Amgen Inc., Thousand Oaks, CA, USA.
Eur J Haematol. 2020 Jul;105(1):66-74. doi: 10.1111/ejh.13411. Epub 2020 Apr 27.
ABP 959 is a proposed biosimilar to eculizumab, a monoclonal antibody targeting the human C5 complement protein. The objective of this randomized, double-blind, three-arm, study was to demonstrate pharmacokinetic (PK) and pharmacodynamic (PD) similarity of ABP 959 relative to the eculizumab reference product (RP) in healthy adult male subjects.
Eligible subjects aged 18-45 years were randomized to receive a 300-mg IV infusion of ABP 959, or FDA-licensed eculizumab (eculizumab US), or EU-authorized eculizumab (eculizumab EU). Primary PK endpoint was area under the total serum concentration-time curve from 0 to infinity (AUC ); primary PD endpoint was area between the effect curve (ABEC) of CH50-time data.

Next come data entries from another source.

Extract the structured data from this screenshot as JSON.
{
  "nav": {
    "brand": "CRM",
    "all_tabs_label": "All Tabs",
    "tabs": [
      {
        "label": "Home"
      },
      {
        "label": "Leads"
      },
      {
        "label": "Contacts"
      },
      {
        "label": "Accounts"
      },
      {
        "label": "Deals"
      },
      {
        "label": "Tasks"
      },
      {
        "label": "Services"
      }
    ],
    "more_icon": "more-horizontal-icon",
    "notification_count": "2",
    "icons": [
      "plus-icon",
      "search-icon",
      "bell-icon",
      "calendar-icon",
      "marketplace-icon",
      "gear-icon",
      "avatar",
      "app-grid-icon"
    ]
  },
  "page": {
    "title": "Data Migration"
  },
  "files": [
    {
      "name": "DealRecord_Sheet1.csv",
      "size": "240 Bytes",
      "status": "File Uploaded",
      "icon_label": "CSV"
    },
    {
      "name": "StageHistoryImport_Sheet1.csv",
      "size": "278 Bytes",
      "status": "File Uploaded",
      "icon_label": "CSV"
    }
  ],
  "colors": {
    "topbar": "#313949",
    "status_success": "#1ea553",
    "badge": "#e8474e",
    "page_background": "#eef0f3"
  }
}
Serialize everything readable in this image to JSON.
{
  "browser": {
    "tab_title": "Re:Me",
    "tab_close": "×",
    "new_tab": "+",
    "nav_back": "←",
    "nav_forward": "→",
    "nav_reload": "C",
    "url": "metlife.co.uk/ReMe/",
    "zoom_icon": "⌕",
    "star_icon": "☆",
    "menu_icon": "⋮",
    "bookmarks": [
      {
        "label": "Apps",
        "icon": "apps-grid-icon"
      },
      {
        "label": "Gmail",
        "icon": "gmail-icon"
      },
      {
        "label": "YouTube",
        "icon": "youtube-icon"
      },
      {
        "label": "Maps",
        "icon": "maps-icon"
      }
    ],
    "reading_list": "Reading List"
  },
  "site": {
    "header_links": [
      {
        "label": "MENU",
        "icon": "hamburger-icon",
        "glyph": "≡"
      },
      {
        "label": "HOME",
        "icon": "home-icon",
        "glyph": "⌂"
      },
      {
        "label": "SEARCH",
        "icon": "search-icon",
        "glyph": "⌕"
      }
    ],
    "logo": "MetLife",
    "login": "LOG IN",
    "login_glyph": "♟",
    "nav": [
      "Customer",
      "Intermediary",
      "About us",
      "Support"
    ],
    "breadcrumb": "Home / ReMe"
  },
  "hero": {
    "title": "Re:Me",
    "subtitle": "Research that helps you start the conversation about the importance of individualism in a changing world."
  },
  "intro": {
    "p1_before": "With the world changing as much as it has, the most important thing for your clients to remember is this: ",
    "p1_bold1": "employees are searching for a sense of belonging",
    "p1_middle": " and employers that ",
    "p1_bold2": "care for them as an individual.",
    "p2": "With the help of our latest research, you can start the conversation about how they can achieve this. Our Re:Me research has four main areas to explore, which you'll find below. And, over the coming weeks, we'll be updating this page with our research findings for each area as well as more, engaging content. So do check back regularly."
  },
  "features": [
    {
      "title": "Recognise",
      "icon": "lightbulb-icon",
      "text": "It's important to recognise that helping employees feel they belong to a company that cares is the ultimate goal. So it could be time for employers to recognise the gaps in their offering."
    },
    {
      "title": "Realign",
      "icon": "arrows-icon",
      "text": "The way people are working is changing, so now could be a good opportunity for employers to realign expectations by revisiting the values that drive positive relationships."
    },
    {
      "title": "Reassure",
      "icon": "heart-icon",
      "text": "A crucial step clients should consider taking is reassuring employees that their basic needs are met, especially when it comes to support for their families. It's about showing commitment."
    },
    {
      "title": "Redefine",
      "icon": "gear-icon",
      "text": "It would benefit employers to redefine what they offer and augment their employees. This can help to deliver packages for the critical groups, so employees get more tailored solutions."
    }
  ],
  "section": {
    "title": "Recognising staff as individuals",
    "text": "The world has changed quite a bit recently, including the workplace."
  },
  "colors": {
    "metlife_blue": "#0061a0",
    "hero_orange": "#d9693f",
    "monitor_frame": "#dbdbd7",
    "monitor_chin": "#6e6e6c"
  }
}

The geometric mean of PK and PD parameters were similar between ABP 959 versus eculizumab US and eculizumab EU; PK and PD similarity was established based on 90% confidence intervals of the geometric mean ratio being within prespecified equivalence margin of 0.8 and 1.25. The incidence of treatment-emergent adverse events was similar across groups. The incidence of binding anti-drug antibodies was similar across treatments; no subjects developed neutralizing antibodies.
This study demonstrated PK and PD similarity of ABP 959 to eculizumab RP; safety and immunogenicity profiles were also similar.
ABP959 是一种针对人 C5 补体蛋白的单克隆抗体依库珠单抗的拟生物制剂。这项随机、双盲、三臂研究的目的是证明 ABP959 在健康成年男性受试者中的药代动力学(PK)和药效学(PD)与依库珠单抗参比制剂(RP)相似。
年龄在 18-45 岁之间的合格受试者被随机分配接受 300 毫克静脉注射 ABP959、或美国食品和药物管理局批准的依库珠单抗(依库珠单抗美国)、或欧盟授权的依库珠单抗(依库珠单抗欧盟)。主要 PK 终点是血清总浓度-时间曲线下面积从 0 到无穷大(AUC);主要 PD 终点是 CH50-时间数据的效应曲线下面积(ABEC)。
ABP959 与依库珠单抗美国和依库珠单抗欧盟的 PK 和 PD 参数的几何平均值相似;基于 90%置信区间的几何均数比值在预设的 0.8 和 1.25 等效区间内,确定了 PK 和 PD 相似性。各组治疗后出现不良事件的发生率相似。各组治疗中出现结合性抗药物抗体的发生率相似;没有受试者产生中和抗体。
这项研究表明 ABP959 与依库珠单抗 RP 的 PK 和 PD 相似;安全性和免疫原性特征也相似。